Other upcoming data in the country includes the Bank Negara Malaysia Statement of Accounts on Feb 8 by the central bank. On the same day, the Industrial Production Index and the monthly manufacturing statistics will also be released. The performance of the Wholesale and Retail Trade sector will be known on Feb 9.

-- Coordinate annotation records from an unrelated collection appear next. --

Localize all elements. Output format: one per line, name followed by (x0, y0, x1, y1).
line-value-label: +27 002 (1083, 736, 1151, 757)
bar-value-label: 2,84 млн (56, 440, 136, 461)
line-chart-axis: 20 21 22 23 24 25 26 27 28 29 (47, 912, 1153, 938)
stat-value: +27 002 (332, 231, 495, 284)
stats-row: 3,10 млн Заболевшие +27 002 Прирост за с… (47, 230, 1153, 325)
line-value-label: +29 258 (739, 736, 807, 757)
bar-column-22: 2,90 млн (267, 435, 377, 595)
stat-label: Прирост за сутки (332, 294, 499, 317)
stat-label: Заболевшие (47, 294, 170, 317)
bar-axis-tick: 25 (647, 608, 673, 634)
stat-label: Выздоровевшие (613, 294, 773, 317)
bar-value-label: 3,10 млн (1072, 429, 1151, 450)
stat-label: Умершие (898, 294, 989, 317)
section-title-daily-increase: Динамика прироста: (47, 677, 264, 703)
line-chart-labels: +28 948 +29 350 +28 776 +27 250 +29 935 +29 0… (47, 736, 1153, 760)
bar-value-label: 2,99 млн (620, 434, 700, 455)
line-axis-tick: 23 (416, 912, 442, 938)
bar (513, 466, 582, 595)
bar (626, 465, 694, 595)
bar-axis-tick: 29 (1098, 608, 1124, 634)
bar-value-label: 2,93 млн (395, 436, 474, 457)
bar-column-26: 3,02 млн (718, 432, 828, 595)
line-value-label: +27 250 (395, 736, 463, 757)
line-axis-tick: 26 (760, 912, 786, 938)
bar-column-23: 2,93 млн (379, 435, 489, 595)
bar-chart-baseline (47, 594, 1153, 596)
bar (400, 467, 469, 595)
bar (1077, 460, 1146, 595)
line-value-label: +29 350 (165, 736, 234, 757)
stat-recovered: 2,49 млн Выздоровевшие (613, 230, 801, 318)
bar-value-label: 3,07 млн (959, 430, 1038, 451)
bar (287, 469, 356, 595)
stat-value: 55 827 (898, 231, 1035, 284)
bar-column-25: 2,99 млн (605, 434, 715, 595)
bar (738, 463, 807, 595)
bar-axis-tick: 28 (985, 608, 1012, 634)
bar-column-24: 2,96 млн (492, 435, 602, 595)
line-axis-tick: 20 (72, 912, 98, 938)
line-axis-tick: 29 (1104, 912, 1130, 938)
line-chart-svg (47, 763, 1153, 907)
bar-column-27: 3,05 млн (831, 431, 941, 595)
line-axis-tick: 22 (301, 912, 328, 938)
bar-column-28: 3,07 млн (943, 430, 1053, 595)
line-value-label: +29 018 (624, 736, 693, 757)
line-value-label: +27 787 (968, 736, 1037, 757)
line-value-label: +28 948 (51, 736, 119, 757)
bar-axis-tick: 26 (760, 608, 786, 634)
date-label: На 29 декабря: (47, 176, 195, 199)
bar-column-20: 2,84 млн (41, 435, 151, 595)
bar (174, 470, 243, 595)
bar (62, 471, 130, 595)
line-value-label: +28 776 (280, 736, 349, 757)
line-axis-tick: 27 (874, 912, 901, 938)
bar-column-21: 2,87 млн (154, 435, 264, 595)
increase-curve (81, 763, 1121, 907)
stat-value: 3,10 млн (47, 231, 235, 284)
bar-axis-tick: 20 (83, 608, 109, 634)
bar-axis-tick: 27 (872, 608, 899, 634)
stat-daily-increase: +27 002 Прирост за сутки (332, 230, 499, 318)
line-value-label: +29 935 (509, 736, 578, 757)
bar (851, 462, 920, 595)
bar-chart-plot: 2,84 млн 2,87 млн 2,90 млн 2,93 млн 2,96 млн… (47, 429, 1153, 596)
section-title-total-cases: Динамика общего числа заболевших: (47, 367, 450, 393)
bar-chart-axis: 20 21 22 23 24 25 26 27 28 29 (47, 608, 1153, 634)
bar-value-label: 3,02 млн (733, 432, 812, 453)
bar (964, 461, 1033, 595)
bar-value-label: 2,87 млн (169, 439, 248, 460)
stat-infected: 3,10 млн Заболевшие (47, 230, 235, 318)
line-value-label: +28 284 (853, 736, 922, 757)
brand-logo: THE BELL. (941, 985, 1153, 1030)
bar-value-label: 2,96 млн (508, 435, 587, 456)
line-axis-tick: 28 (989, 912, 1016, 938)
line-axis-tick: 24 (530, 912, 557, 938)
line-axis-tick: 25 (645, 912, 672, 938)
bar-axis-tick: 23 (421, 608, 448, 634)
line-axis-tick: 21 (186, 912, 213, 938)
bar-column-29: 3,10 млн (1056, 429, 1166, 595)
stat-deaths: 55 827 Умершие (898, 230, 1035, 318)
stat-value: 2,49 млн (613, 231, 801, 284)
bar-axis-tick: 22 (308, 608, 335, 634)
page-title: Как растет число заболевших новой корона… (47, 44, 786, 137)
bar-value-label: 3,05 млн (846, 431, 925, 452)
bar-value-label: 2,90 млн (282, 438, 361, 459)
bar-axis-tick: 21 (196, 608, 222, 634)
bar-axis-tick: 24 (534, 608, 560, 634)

On Wednesday, both the prosecution and defence in Datin Seri Rosmah Mansor’s solar graft trial will make their oral submissions to the High Court. High Court Judge Mohamed Zaini Mazlan will then decide whether a prima facie case has been established and whether Rosmah has to enter her defence. Rosmah, 69, is charged with soliciting RM187.5 million from Jepak Holdings Sdn Bhd between 2016 and 2017 in exchange for her help in securing a RM1.25 billion project to supply solar hybrid power systems to 369 rural schools in Sarawak.

Most of Asia will be celebrating the Lunar New Year holiday next week, which welcomes the Year of the Ox. Markets in Malaysia and Singapore will be closed on Feb 12, while those in Taiwan and Vietnam will be closed from Feb 10 to 16; China from Feb 11 to 17; and South Korea on Feb 11 and 12.

Two countries are scheduled to make a decision on interest rates. The Philippine’s central bank, Bangko Sentral ng Pilipinas, will make its policy decision known on Feb 11. Citing a Bloomberg survey, UOB says the overnight borrowing rate is expected to remain unchanged at 2%. Sweden’s Riksbank’s monetary policy decision is set for Feb 10, and the central bank is expected to keep its Sweden repo rate unchanged at 0%.

The UK is also expected to release its 4Q2020 GDP and industrial data for December on Feb 10. UOB estimates that the UK’s GDP will contract 6.8% y-o-y.

In the US, the Democrat-controlled US House of Representatives approved a budget plan on Feb 3 using a manoeuvre known as budget reconciliation that would allow it to pass President Joe Biden’s US$1.9 trillion (RM7.7 trillion) coronavirus package without the need for a single Republican vote, if necessary.

The Senate has yet to vote on the plan and the Democrats can pass the coronavirus aid with a simple 51-vote majority in the Senate instead of the 60 votes needed to advance most legislation. The Senate is split 50:50 between two parties, giving Vice-President Kamala Harris the tie-breaking vote. UOB highlighted that this would be déjà vu for the Republicans, who previously used the same budget manoeuvre to pass a US$1.9 trillion tax cut in 2017, under president Donald Trump.

Also happening next week is Trump’s second impeachment trial, which is set to begin on Feb 9. He faces a single impeachment charge for his role in inciting insurrection in the deadly Jan 6 riots at the US Capitol. Convicting Trump will require 67 votes, which means 17 Republicans voting in favour.

According to US news reports, the passage of any bill can be stalled by the trial because Senate rules require that the chamber may not consider any other issues while it is conducting a trial. This means the Senate will probably be unable to vote on a reconciliation bill until later this month or early March. Incidentally, Biden is pressing the Congress to move quickly, as the existing benefits will expire in March.

In the corporate scene, it will be a major US corporate earnings week, with 83 Standard & Poor’s 500 companies scheduled to announce their results.